Talking to Julie

A couple of months ago I called Amtrak to book a train and was astounded by the performance of "Julie," the IVR (interactive voice response) agent at 1-800-USA-RAIL. My colleague Tom Yager had the same reaction to the unnamed IVR agent who handles flight, schedule, and gate info for American Airlines at 1-800-223-5436.

Here's part of my conversation with Julie. It was captured in a roundabout fashion, so it sounds kind of rough. I talked to Julie on the Vonage DigitalVoice IP phone, recorded to an analog tape recorder, and then because I couldn't find a patch cord, I used an external microphone to grab the .wav file. Still, it's clear that Julie is pretty darned effective. There's nothing revolutionary here, just incremental refinement of techniques that have been around for a long time. But you get the sense that differences in degree are starting to add up to a difference in kind.

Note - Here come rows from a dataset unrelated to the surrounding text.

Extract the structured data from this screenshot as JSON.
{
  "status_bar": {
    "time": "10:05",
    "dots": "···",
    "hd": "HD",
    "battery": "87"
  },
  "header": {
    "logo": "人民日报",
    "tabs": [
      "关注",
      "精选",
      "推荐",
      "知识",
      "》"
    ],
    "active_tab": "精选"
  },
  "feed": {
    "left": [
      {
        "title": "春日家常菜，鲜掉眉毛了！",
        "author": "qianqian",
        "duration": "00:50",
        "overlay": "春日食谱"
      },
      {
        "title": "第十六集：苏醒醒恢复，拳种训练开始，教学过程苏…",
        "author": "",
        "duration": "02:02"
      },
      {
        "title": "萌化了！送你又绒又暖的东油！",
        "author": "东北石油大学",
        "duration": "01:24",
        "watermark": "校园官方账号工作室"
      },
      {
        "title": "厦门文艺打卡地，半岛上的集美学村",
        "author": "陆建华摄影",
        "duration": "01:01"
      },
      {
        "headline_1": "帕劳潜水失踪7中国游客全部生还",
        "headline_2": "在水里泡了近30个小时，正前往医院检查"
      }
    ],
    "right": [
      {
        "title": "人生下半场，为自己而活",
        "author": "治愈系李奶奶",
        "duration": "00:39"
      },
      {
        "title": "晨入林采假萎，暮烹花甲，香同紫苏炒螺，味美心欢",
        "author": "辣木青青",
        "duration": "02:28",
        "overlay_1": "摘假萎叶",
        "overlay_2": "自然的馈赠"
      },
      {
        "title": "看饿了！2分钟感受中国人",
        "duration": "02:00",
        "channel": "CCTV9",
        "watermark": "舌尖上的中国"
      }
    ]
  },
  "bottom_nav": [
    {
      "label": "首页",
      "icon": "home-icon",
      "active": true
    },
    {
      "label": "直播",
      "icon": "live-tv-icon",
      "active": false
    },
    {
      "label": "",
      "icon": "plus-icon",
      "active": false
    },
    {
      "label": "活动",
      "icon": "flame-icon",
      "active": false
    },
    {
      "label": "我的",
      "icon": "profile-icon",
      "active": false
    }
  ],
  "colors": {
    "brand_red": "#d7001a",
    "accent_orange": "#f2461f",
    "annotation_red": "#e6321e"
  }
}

I don't know if Julie is now using Web services to look up schedules and book reservations, but inevitably she will. If she's a client of those services, and so is the website, why not unify development of apps for both styles of interface? The Microsoft .NET speech API, now in beta, takes a step in that direction. The idea is that your ASP.NET application can be accessed GUI-less from a phone, or through a browser in which case the GUI can support and streamline the IVR. As the docs explain, though, the development sequence is:

  1. Build the application for voice-only.

  2. Debug the voice-only application.

  3. Extend the application to support multimodal clients.

  4. Debug the completed application.

Today it would be quite unusual for an ordinary Web application to target Julie. But as she keeps improving, that could change. It's interesting to imagine what effect broader awareness of IVR could have. The limitations of voice UI force IVR developers to be very explicit about grammars and scenarios. A dose of that discipline wouldn't be a bad thing for a lot of GUI and Web applications.